As sections of the media and governments worldwide congratulate themselves for telling Israel off for shooting civilians on the Mavi Maramara earlier this week, I am struck by the absolute lack of outrage at that hideous by-product of America’s robotic assassinations: the incidental deaths of women and children.
In the course of the war on terror, we have slipped into the alternative fictional world of 2000AD in which Street Judges sentence and execute offenders instantly in their effort to enforce the law. We have lost all sense of moral proportion, shrugging off the actions of the squadron of MQ-9 Reaper “hunter-killer” drones as some kind of norm. Judge Dredd now sits at a computer terminal at a military base in Nevada, sending his robotic army wherever he wills. All the world is Megacity 1: Pakistan, Somalia, Afghanistan, Iraq. In this alternative reality—now our tragic actuality—the world is his oyster. And we dumb clones.

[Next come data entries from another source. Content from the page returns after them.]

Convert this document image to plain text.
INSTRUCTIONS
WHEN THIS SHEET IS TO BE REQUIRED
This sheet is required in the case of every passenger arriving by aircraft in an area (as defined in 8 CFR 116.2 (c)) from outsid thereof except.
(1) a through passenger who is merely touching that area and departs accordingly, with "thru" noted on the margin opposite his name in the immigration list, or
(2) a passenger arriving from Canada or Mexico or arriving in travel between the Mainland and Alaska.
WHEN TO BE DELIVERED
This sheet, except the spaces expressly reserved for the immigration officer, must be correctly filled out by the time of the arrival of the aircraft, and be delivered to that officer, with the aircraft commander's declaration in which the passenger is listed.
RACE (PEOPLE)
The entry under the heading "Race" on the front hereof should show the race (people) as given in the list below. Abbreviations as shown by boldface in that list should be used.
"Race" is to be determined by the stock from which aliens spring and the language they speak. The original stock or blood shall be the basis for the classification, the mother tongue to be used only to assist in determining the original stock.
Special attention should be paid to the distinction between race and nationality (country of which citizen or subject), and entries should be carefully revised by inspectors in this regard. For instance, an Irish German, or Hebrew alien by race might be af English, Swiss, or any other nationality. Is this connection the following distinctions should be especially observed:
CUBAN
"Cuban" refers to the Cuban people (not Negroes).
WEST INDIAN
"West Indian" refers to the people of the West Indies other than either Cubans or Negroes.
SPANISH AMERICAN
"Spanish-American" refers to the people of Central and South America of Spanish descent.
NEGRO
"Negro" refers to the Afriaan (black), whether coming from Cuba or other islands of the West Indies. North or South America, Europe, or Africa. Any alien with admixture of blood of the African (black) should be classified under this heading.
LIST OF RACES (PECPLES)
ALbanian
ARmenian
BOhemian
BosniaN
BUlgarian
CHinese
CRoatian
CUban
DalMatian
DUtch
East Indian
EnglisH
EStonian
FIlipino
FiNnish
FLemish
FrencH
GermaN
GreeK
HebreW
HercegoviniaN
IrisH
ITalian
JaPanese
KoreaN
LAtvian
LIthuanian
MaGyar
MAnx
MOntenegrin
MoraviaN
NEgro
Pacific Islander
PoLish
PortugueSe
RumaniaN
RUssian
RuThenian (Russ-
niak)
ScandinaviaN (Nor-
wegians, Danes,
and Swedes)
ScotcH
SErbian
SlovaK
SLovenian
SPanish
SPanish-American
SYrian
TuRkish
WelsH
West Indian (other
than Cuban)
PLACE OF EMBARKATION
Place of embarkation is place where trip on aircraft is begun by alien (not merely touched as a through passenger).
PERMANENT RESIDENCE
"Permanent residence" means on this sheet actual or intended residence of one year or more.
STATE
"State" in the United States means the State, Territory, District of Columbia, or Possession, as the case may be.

How can it be that the deaths of wives, children and grandchildren are all considered an acceptable side effect of a policy of assassination? We no longer even talk of collateral damage: it is only necessary to mention that the target was an Al-Qaeda militant and anyone around him is suddenly non-human, whose death is inconsequential.
Some would point out that this is nothing beside the German blitz of British cities during World War Two, or in light of the nuclear destruction of Hiroshima and Nagasaki. What is the death of a few children to the massacre of 50,000 civilians and the destruction of the entire city of Hamburg during one week in July in 1943? It is the way of war, is it not?
Not last time I checked. While it goes without saying that the targeting of civilians is absolutely prohibited in Islamic Law, with clear conditions laid down to avoid accidental civilian casualties, the Geneva Convention also makes plain the status of combatants and civilians on the battlefield. Civilians may well have borne the brunt of military action over the past century, but under humanitarian law they are supposed to be protected people.
It is claimed that a man said to be a leading militant in Al-Qaeda—that great spectre of the war on terror—was killed last week by a missile fired from a robotic drone in Pakistan’s North Waziristan, near the town of Miran Shah. Nobody advocates capturing those charged with terrorism or rebellion and bringing them to trial, for this is war; indeed to even make such a suggestion is to admit some sort of sympathy for the worst of the worst.
Dare we speak up for those killed alongside him though? For it is claimed that his wife, three of his daughters, his granddaughter, and other men, women, and children, were also killed in the missile strike. They were collateral damage? They were guilty by association? Or is this a new post-patriarchal age when we dare not speak of women and children for fear of patronising the victims of war? Must we remain silent in reverence to the new wisdom of our age?
If not now, when will we awake? Last July, the US Air Force released a report entitled, “Unmanned Aircraft Systems Flight Plan 2009-2047,” in which it proposes a drone that could fly over a target and then make the decision whether or not to launch an attack, all without human intervention. The drones are not going away, nor the so-called war on terror.
So I see those crocodile tears for Israel’s actions this week are already dry, for if the nations truly cared then, surely they would condemn these other breaches of international humanitarian law too. Isn’t it this the death of civilisation?
Last modified: 3 June 2010
Well said, brother.
Indeed it is. Just horrible, completely awful. And the newspresenters just mention that the wife and children have also been killed as a matter of fact. To be expected. Chilling.